By Paul Vieira


OTTAWA -- Most lawmakers on the Canadian legislature's finance committee have urged Finance Minister Chrystia Freeland to impose surtaxes on corporate profits from the grocery and energy sectors because they argue their pricing behavior helped fuel inflation.

The recommendation is contained in a report published Tuesday, and is one of 359 from the majority of lawmakers who sit on the finance committee. The report is aimed at persuading Freeland of what measures to include in the 2024 budget plan, which sets out in broad terms the government's priorities over the next 12 months and accompanying spending and tax policy. Freeland has yet to say when she will unveil the budget plan.

The recommendations aren't binding on the Finance Minister, who is part of a minority government that requires opposition help. The views, though, do reflect those of Liberal Party members on the committee, and from the left-wing New Democratic Party, which through a political accord has agreed to prop up the minority administration.

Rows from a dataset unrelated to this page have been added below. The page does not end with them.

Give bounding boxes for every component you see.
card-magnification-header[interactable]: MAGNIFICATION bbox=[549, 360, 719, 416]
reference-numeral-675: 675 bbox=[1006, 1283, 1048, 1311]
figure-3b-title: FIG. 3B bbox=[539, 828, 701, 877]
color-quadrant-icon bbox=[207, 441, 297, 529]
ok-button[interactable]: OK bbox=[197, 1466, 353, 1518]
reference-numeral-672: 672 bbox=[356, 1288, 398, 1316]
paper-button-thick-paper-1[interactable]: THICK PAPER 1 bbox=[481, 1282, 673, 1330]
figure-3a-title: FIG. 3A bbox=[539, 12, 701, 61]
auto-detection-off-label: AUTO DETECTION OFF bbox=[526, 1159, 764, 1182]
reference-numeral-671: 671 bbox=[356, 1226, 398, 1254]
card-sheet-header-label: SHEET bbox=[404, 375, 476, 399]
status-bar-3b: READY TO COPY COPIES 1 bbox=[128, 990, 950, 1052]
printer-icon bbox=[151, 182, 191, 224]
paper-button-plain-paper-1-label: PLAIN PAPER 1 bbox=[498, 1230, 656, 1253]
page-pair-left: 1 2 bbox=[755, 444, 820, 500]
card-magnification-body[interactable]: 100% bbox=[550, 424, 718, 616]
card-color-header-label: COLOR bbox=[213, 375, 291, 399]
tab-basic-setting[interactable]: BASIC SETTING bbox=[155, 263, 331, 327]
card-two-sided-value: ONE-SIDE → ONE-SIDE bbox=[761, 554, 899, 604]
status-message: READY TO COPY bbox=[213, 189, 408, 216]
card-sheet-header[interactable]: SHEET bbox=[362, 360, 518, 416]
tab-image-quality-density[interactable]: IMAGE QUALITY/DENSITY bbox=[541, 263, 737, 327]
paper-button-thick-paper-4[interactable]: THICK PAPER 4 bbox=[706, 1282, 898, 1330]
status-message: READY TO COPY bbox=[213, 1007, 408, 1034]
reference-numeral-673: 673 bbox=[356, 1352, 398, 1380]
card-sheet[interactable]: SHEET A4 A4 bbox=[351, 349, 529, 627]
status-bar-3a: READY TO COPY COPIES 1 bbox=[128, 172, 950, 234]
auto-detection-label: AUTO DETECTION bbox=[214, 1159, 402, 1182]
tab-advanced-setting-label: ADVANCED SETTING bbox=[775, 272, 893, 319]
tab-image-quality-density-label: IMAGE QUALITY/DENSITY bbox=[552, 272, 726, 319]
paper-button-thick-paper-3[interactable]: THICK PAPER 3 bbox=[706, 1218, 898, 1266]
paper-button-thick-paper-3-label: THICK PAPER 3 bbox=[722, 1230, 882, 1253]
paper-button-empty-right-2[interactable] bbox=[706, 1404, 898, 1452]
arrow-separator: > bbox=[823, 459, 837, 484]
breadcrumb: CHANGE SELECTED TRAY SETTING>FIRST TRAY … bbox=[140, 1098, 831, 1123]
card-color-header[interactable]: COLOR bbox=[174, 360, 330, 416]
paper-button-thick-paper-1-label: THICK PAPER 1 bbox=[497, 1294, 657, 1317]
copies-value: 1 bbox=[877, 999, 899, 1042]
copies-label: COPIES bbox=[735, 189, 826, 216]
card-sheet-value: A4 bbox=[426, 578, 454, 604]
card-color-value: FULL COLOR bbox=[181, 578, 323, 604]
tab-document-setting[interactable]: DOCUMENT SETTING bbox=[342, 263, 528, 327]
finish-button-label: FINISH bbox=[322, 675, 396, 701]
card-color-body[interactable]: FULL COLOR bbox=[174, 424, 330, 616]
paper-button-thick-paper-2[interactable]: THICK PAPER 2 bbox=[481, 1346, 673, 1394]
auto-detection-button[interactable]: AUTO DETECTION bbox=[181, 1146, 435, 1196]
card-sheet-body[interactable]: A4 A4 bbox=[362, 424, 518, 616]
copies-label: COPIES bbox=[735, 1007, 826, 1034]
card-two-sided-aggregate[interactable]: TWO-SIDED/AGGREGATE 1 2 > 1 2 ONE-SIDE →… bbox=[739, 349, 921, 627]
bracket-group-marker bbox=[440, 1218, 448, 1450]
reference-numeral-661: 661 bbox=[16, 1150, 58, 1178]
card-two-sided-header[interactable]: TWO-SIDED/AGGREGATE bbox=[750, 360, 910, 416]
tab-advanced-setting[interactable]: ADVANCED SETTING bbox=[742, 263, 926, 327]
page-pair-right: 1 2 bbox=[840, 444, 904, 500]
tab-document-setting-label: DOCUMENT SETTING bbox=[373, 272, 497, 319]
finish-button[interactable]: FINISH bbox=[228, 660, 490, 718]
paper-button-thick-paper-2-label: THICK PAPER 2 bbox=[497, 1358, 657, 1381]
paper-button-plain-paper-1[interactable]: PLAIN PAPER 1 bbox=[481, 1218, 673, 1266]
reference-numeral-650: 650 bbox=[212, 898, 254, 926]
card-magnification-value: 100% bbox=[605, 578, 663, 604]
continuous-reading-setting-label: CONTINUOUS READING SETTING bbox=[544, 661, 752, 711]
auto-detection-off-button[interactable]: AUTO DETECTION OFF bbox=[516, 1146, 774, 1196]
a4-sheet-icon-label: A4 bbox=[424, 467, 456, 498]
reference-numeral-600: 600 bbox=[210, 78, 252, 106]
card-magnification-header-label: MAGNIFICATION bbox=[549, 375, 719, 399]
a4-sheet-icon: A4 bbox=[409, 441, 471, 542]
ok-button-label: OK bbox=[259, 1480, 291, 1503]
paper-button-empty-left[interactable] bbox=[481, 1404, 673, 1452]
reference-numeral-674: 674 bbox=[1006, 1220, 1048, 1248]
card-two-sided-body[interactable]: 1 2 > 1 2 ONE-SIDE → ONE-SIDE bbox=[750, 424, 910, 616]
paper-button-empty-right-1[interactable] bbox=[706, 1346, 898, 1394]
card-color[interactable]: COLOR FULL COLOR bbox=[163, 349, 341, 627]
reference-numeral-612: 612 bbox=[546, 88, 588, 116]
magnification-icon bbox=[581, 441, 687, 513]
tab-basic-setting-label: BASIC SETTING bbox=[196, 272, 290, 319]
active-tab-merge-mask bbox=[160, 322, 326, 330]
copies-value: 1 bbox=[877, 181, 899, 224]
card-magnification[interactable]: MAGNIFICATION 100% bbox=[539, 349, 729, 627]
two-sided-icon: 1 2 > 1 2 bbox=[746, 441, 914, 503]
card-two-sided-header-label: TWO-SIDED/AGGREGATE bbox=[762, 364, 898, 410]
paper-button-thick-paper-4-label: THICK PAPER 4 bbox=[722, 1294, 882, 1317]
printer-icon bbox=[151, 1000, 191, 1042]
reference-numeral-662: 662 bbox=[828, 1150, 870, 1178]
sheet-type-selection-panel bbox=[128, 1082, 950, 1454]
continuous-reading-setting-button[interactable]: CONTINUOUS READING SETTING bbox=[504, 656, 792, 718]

Another party, the Bloc Quebecois, agreed with many of the recommendations but said they wanted other priorities added.

The Conservative Party, which holds a wide lead among voters in public-opinion polls, issued a dissenting opinion.

In a section regarding corporate and business income taxation, it said it heard from witnesses who proposed fresh levies on "windfall profits" earned by large grocery companies, like Loblaw and Metro, and surtaxes on companies that contributed to inflation through their pricing.

Last year, Canadian officials warned grocers of new taxes unless prices of the staples on their shelves come down. At a press conference earlier Tuesday, Canada Industry Minister François-Philippe Champagne said there's been a gradual stabilization of food inflation "but more needs to be done to ensure that all Canadian families can afford the groceries they need."

The committee recommends a windfall tax in industry sectors that "generate oversized profits due to crises," in reference to the pandemic and the war in Ukraine. The committee also calls for surtaxes on profits from grocers and oil-and-gas producers because they "contributed to Canadian inflation."

Other tax-related measures the committee recommends include an average 25% tax rate on multinationals, and a permanent wealth tax on the richest Canadians.

A spokeswoman for Freeland didn't immediately respond to a request for comment about the report's recommendations.

The Bank of Canada has said that corporate-pricing behavior, after a period of frequent and bigger-than-normal price increases, is beginning to show signs of returning to prepandemic norms. However, the central bank wants to see more progress on this front before it becomes comfortable contemplating interest-rate cuts.